Llegó a su departamento, destapó una cerveza y la vertió en un tazón de vidrio transparente y se puso a beber frente a su puerta, sentado en una piedra rosada que hacía de grada. Al fondo podía verse la ciudad de Tegucigalpa con sus miles de lucecitas rojas, azules, amarillas y verdes. Solo se movió de ahí para ir a cargar nuevamente su jarra de cerveza. Estuvo tomando y escuchando su música hasta que pasó la muchacha trigueña de sonrisa limpia.

—¿Y cuándo se va? —Le preguntó él, al pasar ella cerca. Era una mujer de unos veintiséis años, de piel trigueña, pelo negro y rizado, los ojos achinados; su carita redonda sonreía y a él le daban cosquillas en alguna parte de su costado izquierdo. 

El viernes salgo —le dijo.

¿Pasado mañana?

Sí. Sólo voy a estar unos días donde mi abuela —le dijo.

Yo voy para allá también —le dijo él. Unos tres días, regreso el lunes. Ahí vea si nos vamos juntos y se ahorra el pasaje. Y así quedaron de acuerdo.

En el complejo de apartamentos donde vivían ambos, había unos veinte inquilinos venidos de distintos lugares del país y de otros países. Era una preciosa pendiente de piedras de colores sobre la cual habían construido unos apartamentos de regular tamaño y por un buen precio de renta. Él tenía unos siete años de vivir allí, era el más antiguo. 

Enfrente de donde él vivía, vivía otro hombre ya mayor. Este siempre salía muy bien vestido, es decir, muy formal con su pantalón de tela y su camisa de mangas largas abotonada hasta el cuello. Su pelo húmedo de gelatina, su corte y peinado muy bien definido y muy varonil. Zapatos negros bien lustrados. Nunca se le miró sacar una bolsa de basura para llevarla al botadero común. Tampoco se conocía como sonaba su voz porque a nadie le hablaba. No saludaba, ni pedía permiso al pasar, prefería esperar a que se disolviera el obstáculo de personas para seguir su paso, ya sea bajando o subiendo las gradas a zancadas pequeñas y calculadas. 

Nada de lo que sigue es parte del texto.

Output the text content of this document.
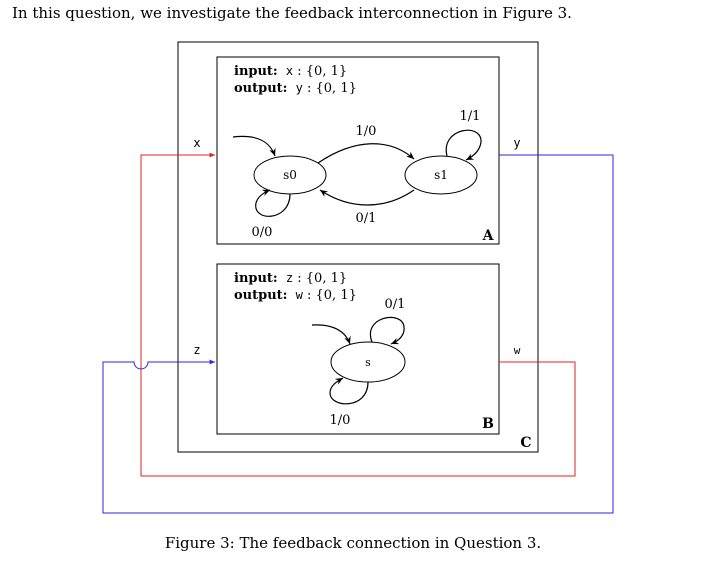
In this question, we investigate the feedback interconnection in Figure 3.
input: x : {0, 1}
output: y : {0, 1}
s0	s1
1/0
0/1
0/0
1/1
A
input: z : {0, 1}
output: w : {0, 1}
s
0/1
1/0	B
C
x	y
z	w
Figure 3: The feedback connection in Question 3.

Esa noche, cuando la muchacha de sonrisa limpia se había ido, el hombre callado salió de su apartamento con una bolsa negra en la mano. Su perfume dejó un agradable halo que se dispersó en el instante que trancó la puerta con doble cerrojo. —Otro enfermo —dijo él, casi en un susurro, mientras se empinaba su jarra de cerveza, y se metía a cargarla de nuevo.

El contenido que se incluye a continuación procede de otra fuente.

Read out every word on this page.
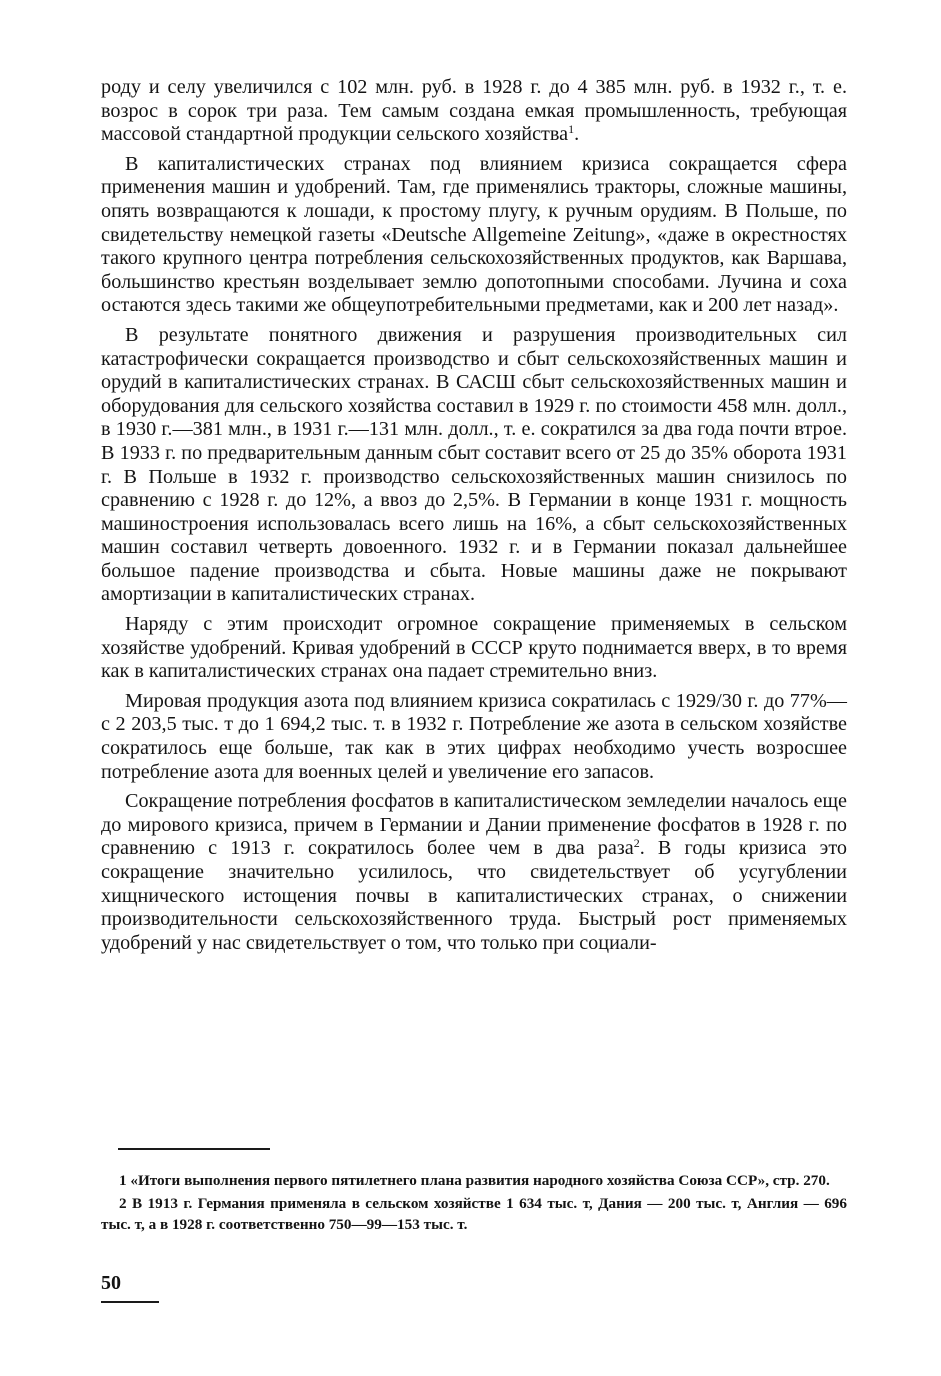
роду и селу увеличился с 102 млн. руб. в 1928 г. до 4 385 млн. руб. в 1932 г., т. е. возрос в сорок три раза. Тем самым создана емкая промышленность, требующая массовой стандартной продукции сельского хозяйства$^1$.

В капиталистических странах под влиянием кризиса сокращается сфера применения машин и удобрений. Там, где применялись тракторы, сложные машины, опять возвращаются к лошади, к простому плугу, к ручным орудиям. В Польше, по свидетельству немецкой газеты «Deutsche Allgemeine Zeitung», «даже в окрестностях такого крупного центра потребления сельскохозяйственных продуктов, как Варшава, большинство крестьян возделывает землю допотопными способами. Лучина и соха остаются здесь такими же общеупотребительными предметами, как и 200 лет назад».

В результате понятного движения и разрушения производительных сил катастрофически сокращается производство и сбыт сельскохозяйственных машин и орудий в капиталистических странах. В САСШ сбыт сельскохозяйственных машин и оборудования для сельского хозяйства составил в 1929 г. по стоимости 458 млн. долл., в 1930 г.—381 млн., в 1931 г.—131 млн. долл., т. е. сократился за два года почти втрое. В 1933 г. по предварительным данным сбыт составит всего от 25 до 35% оборота 1931 г. В Польше в 1932 г. производство сельскохозяйственных машин снизилось по сравнению с 1928 г. до 12%, а ввоз до 2,5%. В Германии в конце 1931 г. мощность машиностроения использовалась всего лишь на 16%, а сбыт сельскохозяйственных машин составил четверть довоенного. 1932 г. и в Германии показал дальнейшее большое падение производства и сбыта. Новые машины даже не покрывают амортизации в капиталистических странах.

Наряду с этим происходит огромное сокращение применяемых в сельском хозяйстве удобрений. Кривая удобрений в СССР круто поднимается вверх, в то время как в капиталистических странах она падает стремительно вниз.

Мировая продукция азота под влиянием кризиса сократилась с 1929/30 г. до 77%—с 2 203,5 тыс. т до 1 694,2 тыс. т. в 1932 г. Потребление же азота в сельском хозяйстве сократилось еще больше, так как в этих цифрах необходимо учесть возросшее потребление азота для военных целей и увеличение его запасов.

Сокращение потребления фосфатов в капиталистическом земледелии началось еще до мирового кризиса, причем в Германии и Дании применение фосфатов в 1928 г. по сравнению с 1913 г. сократилось более чем в два раза$^2$. В годы кризиса это сокращение значительно усилилось, что свидетельствует об усугублении хищнического истощения почвы в капиталистических странах, о снижении производительности сельскохозяйственного труда. Быстрый рост применяемых удобрений у нас свидетельствует о том, что только при социали-

1 «Итоги выполнения первого пятилетнего плана развития народного хозяйства Союза ССР», стр. 270.

2 В 1913 г. Германия применяла в сельском хозяйстве 1 634 тыс. т, Дания — 200 тыс. т, Англия — 696 тыс. т, а в 1928 г. соответственно 750—99—153 тыс. т.

50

Al día siguiente no fue a trabajar. Se despertó tarde, se bañó, se puso un pantalón de dril azul desteñido, una camiseta de gruesas rayas rojas y azul oscuro. Fue por su motocicleta. Ya en ella se puso el casco y sus gafas oscuras y se fue tronando la moto por las pendientes y los bulevares de la ciudad.

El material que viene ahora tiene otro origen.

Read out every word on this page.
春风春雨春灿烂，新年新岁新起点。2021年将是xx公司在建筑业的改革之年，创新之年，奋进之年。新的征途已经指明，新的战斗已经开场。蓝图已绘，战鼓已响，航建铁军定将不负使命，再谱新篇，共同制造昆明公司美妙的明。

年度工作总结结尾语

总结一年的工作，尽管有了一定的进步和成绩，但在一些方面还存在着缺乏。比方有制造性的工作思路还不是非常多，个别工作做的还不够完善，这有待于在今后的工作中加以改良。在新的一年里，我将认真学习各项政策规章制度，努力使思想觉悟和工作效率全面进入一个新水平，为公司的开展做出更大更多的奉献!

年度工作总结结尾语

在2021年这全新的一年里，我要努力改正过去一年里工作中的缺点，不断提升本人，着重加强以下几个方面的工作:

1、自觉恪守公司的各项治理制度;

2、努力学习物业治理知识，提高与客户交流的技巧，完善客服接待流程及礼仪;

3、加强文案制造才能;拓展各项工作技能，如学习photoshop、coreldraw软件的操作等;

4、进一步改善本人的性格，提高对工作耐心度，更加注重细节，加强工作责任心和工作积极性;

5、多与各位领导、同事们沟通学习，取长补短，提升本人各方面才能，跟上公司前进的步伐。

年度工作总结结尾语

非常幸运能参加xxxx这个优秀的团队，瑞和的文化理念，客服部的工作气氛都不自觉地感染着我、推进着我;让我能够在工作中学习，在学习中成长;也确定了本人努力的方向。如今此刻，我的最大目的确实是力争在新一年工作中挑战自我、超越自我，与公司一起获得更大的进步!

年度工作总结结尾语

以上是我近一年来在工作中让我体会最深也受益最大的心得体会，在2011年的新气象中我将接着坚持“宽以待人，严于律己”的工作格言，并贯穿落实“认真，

Al día siguiente se encontraron la muchacha de la sonrisa limpia y él en las gradas de piedras de colores, frente al apartamento de la vecina que siempre abría la puerta cuando él pasaba. Ella venía con una pequeña maletita que se ajustó a la espalda. Él no llevaba equipaje, solo una mariquera ajustada por la cintura. 

—¿Van de viaje? —preguntó la vecina. —Sí —respondió la muchacha. —Aprovechando el viaje de él, —le dijo. 


En el camino platicaron con algún esfuerzo por el impacto del viento. 

—¿Se fijó que ya no hay gatos? —le dijo ella, pegada a la cabeza de él para que la escuchara. —¿Ya se fueron? —preguntó él, intrigado. —Sí —dijo ella— apretándose contra su espalda en una curva. La carretera en las afueras de la ciudad estaba limpia de tráfico. En una de las curvas, por un instinto natural de conductor, vio de reojo hacia la derecha y creyó ver, en una piedra blanca, sentado en sus patas traseras, a un gato negro que saltó y cruzó de improviso. Él dio un pequeño viraje para aplastarlo, pero mantuvo sus puños firmes en el manubrio para esquivar al camión que ya venía rebasándolo. 

Se imaginó rodando con todo y la motocicleta, enredado entre las llantas y el chasis del camión. Y recordó a la vecina que siempre abría la puerta cuando él pasaba, diciéndole: “Nadie mata siete gatos”.